FARNBOROUGH INTERNATIONAL AIRSHOW

August 27, 2016


I do not know if you have a “bucket list” but as you get older you probably will.  At the tender age of seventy-four my list seems to grow and grow as the years go by.  One thing on that list is a visit to the bi-annual Farnborough International Airshow held in the United Kingdom. As you probably know, I’m a card-carrying aviation enthusiast.  I took my check ride when I was fifteen and had to wait one year to receive my pilot’s license.  I LOVE heavier-than-air-devices and make every effort to keep up with the technology both commercial and military.

This marvelous event is a week-long extravaganza that combines major trade exhibitions for the aerospace and defense industries with a public airshow. The event is held in mid-July in even-numbered years at Farnborough Airport in HampshireEngland. The first four days (Monday to Thursday) are dedicated exclusively to trade, with the final three days open to the public.

The airshow is an important event in the international aerospace and defense industry calendar, providing an opportunity to demonstrate civilian and military aircraft to potential customers and investors. The show is also used for the announcement of new developments and orders, and to attract media coverage.  It’s a great show that details potential mergers and acquisitions as well as rumors relative to pending developments in the aircraft industry, both commercial and military.  The UK show is organized by Farnborough International Limited, a wholly owned subsidiary of ADS Group Limited (ADS).

HISTORY:

The Farnborough Airshow has its origins in the annual RAF Airshow at Hendon from 1920 to 1937. On 27 June 1932, the Society of British Aircraft Constructors held an exhibition of thirty-five (35) aircraft by sixteen (16) companies as a showpiece for the British aircraft industry. After World War II, the show recommenced at Radlett (the site of Handley Page‘s airfield) in 1946 and was held there until 1948, when the show moved to its present location of Farnborough, Hampshire, home of the Royal Aircraft Establishment, about thirty (30) miles south-west of central London.

In 1952, thirty-one (31) people were killed (twenty nine spectators, one pilot and one navigator) when a DH.110 jet fighter disintegrated in flight and crashed into the crowd.

At the 1958 show, the Black Arrows executed a 22-plane formation loop which was a world record for the greatest number of aircraft looped in formation, and remains unbroken to this day.

Initially an annual event, the show has been biennial since 1962. It has become an international event that attracts exhibitors from all over the world — with the exception, during the Cold War, of countries behind the Iron Curtain.

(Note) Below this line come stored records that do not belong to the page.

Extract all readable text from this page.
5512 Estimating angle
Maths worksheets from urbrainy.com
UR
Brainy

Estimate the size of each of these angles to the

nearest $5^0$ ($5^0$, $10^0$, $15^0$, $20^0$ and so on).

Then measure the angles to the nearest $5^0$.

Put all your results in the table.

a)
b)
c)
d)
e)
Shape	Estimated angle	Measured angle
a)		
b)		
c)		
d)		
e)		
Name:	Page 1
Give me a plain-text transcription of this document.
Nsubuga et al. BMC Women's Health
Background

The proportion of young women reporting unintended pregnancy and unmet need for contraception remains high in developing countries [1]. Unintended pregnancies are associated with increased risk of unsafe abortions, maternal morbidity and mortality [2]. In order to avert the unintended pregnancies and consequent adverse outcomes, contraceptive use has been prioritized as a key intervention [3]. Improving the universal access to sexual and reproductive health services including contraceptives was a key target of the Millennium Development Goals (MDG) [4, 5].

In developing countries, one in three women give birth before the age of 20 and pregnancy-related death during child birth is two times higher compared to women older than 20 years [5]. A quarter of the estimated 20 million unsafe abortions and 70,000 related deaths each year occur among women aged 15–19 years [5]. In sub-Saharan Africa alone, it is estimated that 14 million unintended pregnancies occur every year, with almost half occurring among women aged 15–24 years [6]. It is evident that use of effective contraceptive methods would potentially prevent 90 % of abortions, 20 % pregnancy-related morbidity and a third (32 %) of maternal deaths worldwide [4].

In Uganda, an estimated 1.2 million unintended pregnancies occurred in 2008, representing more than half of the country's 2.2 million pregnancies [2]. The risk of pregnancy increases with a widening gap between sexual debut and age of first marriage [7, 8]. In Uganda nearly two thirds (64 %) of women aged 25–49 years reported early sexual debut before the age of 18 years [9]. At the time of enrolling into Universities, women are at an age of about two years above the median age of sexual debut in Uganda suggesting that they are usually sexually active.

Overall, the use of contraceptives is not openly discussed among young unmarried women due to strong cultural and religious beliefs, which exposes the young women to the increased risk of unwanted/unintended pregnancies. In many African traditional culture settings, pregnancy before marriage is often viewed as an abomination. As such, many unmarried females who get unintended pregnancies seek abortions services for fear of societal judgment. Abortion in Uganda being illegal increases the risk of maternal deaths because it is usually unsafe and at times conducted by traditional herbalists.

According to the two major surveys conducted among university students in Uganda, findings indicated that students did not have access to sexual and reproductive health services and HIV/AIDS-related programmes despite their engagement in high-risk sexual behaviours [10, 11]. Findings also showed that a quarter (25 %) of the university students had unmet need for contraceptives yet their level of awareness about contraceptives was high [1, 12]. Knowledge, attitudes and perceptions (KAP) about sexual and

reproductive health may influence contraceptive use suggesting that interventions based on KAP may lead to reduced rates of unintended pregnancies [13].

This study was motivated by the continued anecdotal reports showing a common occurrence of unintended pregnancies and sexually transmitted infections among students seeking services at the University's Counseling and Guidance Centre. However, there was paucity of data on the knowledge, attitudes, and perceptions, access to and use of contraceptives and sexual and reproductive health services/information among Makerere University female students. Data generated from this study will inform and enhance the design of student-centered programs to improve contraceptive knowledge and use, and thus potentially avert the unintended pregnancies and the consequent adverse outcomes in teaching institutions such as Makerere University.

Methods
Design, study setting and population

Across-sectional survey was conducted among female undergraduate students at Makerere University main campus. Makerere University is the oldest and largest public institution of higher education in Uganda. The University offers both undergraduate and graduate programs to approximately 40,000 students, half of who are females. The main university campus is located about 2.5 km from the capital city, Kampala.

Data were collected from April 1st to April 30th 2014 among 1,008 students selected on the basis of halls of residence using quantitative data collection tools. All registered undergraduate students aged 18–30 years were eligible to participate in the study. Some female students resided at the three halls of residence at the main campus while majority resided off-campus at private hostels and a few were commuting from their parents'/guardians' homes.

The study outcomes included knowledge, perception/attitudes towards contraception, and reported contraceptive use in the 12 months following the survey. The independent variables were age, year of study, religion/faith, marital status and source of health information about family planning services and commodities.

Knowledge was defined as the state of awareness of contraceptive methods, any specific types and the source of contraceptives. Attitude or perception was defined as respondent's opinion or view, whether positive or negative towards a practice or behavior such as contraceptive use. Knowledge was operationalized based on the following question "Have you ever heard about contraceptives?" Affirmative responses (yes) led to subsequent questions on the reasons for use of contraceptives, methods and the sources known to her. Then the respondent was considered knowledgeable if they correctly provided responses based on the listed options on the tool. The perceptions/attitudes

From 1996 the show has had its own official radio station operated by the staff and students of nearby Farnborough College of Technology, although it did not operate in 2012.

2016 STATISTICS:

Let’s now take a very quick look at the “stats” for the air show this past July.

Airshow(1)

As you can see, there were a tremendous number of exhibitions for the air show representing fifty-two countries. Seventy-one (71%) of the exhibitors are international. $124 billion US dollars in aircraft ordered by various countries and companies.  This show was deemed a remarkable success just by the sheer numbers of orders taken.

Airshow(2)

Once again, the interest shown demonstrates how successful Farnborough was this past July.

Now, the great success was the number of individuals in attendance at the show.  These are people just like you and me, in other words, non-military or commercial.  Let’s now take a look at the fly-bys and the static demonstrations.

THE SITE

Farnborough Site

This is an aerial view of the Farnborough site itself.  You can see the demonstration aircraft parked by the airstrip.

Aircraft--Closer Look

This is a closer look at the aircraft and how they are aligned along the taxi ways of the airport.

THE AIRCRAFT ON DISPLAY—STATIC AND AIRBORNE:

F-22 RAPTOR

Everyone by now must recognize the F-22 Raptor.  One of the most remarkable air planes our country has ever designed and produced.

British Red Arrows Team

This is the British Red Arrows aerobatic team—equivalent to our Blue Angles or Air Force Thunderbird teams.

AIRBUS A 380

Airbus and the new A 380.  One of the largest commercial passenger planes ever built.  On display and looking good.

FRENCH

The country of France demonstrated their fighter aircraft as well.

GULFSTREAM

You might expect Gulfstream to have a major exhibit at Farnborough.

Chopper

There were several helicopters demonstrated at Farnborough also.

FUN

The entire event was about having fun and looking at the latest in aviation hardware.

CONCLUSIONS:

Hope you enjoyed this one.  I certainly hope to be at Farnborough two years from now to witness the latest in aviation.  As always, I love hearing from you.